Nasrallah Dima, Abdelhamid Alaa, Tluli Omar, Al-Haneedi Yaman, Dakik Habib, Eid Ali H
College of Medicine, QU Health, Qatar University, P.O. Box 2713, Doha, Qatar.
Division of Cardiology, Department of Internal Medicine, Faculty of Medicine, American University of Beirut, Beirut, Lebanon.
Pharmacol Res. 2024 Jun;204:107210. doi: 10.1016/j.phrs.2024.107210. Epub 2024 May 11.
Heart failure with reduced ejection fraction (HFrEF) is a clinical syndrome characterized by volume overload, impaired exercise capacity, and recurrent hospital admissions. A major contributor to the pathophysiology and clinical presentation of heart failure is the activation of the renin-angiotensin-aldosterone system (RAAS). Normally, RAAS is responsible for the homeostatic regulation of blood pressure, extracellular fluid volume, and serum sodium concentration. In HFrEF, RAAS gets chronically activated in response to decreased cardiac output, further aggravating the congestion and cardiotoxic effects. Hence, inhibition of RAAS is a major approach in the pharmacologic treatment of those patients. The most recently introduced RAAS antagonizing medication class is angiotensin receptor blocker/ neprilysin inhibitor (ARNI). In this paper, we discuss ARNIs' superiority over traditional RAAS antagonizing agents in reducing heart failure hospitalization and mortality. We also tease out the evidence that shows ARNIs' renoprotective functions in heart failure patients including those with chronic or end stage kidney disease. We also discuss the evidence showing the added benefit resulting from combining ARNIs with a sodium-glucose cotransporter-2 (SGLT-2) inhibitor. Moreover, how ARNIs decrease the risk of arrhythmias and reverse cardiac remodeling, ultimately lowering the risk of cardiovascular death, is also discussed. We then present the positive outcome of ARNIs' use in patients with diabetes mellitus and those recovering from acute decompensated heart failure. ARNIs' side effects are also appreciated and discussed. Taken together, the provided insight and critical appraisal of the evidence justifies and supports the implementation of ARNIs in the guidelines for the treatment of HFrEF.

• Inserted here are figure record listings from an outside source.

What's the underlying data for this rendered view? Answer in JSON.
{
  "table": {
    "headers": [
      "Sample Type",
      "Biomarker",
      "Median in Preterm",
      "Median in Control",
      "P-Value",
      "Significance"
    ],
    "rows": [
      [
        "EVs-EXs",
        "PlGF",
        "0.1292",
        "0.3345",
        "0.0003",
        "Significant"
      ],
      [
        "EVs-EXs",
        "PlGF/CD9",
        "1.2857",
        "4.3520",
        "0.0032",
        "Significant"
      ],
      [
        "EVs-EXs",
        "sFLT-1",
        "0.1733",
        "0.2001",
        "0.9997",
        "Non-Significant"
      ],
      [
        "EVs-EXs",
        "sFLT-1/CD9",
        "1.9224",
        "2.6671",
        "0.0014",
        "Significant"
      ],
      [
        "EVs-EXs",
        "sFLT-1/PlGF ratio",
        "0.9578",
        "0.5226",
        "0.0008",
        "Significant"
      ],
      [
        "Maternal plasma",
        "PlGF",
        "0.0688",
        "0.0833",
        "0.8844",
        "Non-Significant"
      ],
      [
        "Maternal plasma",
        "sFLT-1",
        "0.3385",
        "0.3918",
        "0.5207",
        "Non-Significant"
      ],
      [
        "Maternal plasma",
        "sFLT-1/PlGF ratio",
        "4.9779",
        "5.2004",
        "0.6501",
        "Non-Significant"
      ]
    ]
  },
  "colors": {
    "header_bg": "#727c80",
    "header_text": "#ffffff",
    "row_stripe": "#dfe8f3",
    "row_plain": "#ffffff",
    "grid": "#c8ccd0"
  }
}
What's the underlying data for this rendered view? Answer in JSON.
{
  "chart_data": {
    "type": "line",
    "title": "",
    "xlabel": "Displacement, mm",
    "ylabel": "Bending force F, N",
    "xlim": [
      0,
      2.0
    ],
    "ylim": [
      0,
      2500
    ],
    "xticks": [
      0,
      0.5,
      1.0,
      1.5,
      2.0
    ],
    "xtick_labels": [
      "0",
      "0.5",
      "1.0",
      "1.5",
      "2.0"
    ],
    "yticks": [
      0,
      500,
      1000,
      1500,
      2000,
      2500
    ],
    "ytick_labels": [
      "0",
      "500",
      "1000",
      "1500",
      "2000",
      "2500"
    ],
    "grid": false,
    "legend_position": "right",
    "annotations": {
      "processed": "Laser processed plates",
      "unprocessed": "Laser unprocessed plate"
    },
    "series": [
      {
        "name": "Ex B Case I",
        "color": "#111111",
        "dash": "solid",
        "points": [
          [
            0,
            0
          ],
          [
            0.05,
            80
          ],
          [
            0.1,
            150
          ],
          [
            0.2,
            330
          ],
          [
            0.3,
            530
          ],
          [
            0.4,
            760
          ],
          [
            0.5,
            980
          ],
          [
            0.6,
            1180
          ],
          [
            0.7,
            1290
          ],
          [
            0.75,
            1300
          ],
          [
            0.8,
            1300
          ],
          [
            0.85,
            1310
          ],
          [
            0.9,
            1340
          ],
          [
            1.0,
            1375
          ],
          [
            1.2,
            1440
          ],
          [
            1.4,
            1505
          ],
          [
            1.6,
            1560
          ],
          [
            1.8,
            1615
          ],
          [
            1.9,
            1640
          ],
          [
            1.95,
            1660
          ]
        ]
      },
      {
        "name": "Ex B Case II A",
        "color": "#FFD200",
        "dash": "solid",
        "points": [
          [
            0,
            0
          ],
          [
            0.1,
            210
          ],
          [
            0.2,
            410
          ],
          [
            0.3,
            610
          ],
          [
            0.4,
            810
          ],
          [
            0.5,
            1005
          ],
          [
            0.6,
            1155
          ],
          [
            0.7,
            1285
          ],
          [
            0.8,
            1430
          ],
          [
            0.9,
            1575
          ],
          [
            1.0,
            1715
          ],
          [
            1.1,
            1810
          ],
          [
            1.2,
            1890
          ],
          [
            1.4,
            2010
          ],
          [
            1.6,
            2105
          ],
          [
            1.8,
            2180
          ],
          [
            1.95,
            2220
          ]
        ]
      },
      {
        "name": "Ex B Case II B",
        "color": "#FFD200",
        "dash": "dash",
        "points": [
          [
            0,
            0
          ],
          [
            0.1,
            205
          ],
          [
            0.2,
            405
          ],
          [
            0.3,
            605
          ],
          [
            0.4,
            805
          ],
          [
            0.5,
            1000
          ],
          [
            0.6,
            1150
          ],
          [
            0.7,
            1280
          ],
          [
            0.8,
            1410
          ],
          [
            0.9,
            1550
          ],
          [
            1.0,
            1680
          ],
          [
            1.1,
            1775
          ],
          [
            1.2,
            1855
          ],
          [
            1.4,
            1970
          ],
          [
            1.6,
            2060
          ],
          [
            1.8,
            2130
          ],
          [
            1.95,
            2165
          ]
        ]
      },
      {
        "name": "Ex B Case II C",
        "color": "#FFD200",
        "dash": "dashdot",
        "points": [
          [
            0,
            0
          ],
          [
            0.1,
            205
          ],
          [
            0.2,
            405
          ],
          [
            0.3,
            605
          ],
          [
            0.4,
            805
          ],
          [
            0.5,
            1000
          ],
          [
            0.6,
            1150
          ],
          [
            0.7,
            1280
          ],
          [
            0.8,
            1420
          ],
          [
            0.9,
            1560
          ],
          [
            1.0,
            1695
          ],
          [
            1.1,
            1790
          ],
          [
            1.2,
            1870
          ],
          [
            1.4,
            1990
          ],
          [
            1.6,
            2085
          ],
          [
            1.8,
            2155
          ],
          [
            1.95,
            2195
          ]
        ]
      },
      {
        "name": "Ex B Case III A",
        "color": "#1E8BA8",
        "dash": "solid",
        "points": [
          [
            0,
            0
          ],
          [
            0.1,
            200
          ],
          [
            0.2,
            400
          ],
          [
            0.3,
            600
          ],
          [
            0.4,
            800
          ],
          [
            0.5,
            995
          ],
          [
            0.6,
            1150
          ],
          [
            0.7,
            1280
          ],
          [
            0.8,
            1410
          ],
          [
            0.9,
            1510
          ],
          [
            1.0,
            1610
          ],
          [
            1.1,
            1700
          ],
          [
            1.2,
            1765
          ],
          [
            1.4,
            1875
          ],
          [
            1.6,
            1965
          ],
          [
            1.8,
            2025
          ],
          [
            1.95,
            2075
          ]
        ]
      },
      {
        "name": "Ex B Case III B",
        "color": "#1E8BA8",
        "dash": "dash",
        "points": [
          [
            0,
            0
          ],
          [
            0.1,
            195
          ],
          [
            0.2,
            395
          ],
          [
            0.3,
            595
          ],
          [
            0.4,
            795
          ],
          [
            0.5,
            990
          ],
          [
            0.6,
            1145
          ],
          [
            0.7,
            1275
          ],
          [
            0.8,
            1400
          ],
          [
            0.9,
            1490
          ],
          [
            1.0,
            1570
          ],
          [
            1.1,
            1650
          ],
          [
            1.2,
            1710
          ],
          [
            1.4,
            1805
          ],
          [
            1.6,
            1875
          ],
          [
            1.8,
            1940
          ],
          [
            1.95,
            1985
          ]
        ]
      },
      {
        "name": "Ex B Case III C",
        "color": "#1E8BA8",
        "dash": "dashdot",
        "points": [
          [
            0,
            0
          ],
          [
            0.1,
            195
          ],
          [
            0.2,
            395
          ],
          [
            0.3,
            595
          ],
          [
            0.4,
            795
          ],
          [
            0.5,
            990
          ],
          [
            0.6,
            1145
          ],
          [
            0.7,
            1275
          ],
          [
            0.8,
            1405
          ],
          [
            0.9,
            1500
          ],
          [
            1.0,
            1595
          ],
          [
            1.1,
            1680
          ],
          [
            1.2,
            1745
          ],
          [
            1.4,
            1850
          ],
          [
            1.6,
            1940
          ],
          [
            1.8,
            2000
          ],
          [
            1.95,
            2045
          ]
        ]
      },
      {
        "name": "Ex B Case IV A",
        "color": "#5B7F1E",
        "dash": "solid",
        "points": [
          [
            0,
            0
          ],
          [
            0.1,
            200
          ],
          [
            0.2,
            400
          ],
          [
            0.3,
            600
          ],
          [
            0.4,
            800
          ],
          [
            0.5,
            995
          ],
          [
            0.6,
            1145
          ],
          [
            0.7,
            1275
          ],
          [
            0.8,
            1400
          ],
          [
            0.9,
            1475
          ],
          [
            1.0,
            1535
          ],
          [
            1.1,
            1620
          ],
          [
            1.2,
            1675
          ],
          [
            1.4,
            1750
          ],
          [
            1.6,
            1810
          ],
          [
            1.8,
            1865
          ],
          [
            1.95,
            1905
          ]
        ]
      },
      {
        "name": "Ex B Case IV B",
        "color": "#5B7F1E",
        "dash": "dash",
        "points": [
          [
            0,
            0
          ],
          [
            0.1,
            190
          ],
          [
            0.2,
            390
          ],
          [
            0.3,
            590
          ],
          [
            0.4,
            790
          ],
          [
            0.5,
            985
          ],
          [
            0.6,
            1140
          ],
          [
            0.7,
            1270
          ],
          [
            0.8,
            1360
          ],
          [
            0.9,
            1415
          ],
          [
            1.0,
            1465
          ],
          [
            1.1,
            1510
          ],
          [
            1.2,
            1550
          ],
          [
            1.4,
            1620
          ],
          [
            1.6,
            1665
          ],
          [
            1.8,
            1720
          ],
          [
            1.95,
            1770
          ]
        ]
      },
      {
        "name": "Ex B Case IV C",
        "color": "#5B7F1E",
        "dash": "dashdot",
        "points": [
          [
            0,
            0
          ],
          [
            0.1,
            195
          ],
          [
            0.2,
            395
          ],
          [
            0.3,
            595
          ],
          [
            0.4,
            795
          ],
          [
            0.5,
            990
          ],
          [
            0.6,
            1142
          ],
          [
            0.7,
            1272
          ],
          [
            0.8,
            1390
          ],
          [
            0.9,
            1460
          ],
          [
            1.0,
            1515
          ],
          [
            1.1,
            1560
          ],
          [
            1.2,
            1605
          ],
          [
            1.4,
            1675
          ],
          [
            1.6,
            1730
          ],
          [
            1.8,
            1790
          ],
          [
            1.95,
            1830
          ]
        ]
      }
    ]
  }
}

射血分数降低的心力衰竭(HFrEF)是一种临床综合征,其特征为容量超负荷、运动能力受损和反复住院。肾素-血管紧张素-醛固酮系统(RAAS)的激活是心力衰竭病理生理学和临床表现的一个主要促成因素。正常情况下,RAAS负责血压、细胞外液容量和血清钠浓度的稳态调节。在HFrEF中,RAAS会因心输出量减少而长期激活,进一步加重充血和心脏毒性作用。因此,抑制RAAS是这类患者药物治疗的主要方法。最近引入的RAAS拮抗药物类别是血管紧张素受体阻滞剂/中性肽链内切酶抑制剂(ARNI)。在本文中,我们讨论了ARNI在降低心力衰竭住院率和死亡率方面相对于传统RAAS拮抗药物的优势。我们还梳理了显示ARNI对心力衰竭患者(包括慢性或终末期肾病患者)具有肾脏保护作用的证据。我们还讨论了显示ARNI与钠-葡萄糖协同转运蛋白2(SGLT-2)抑制剂联合使用带来额外益处的证据。此外,还讨论了ARNI如何降低心律失常风险并逆转心脏重塑,最终降低心血管死亡风险。然后,我们介绍了ARNI在糖尿病患者和急性失代偿性心力衰竭恢复期患者中的使用阳性结果。我们也认识并讨论了ARNI的副作用。综上所述,对证据的深入分析和批判性评估证明并支持在HFrEF治疗指南中实施ARNI。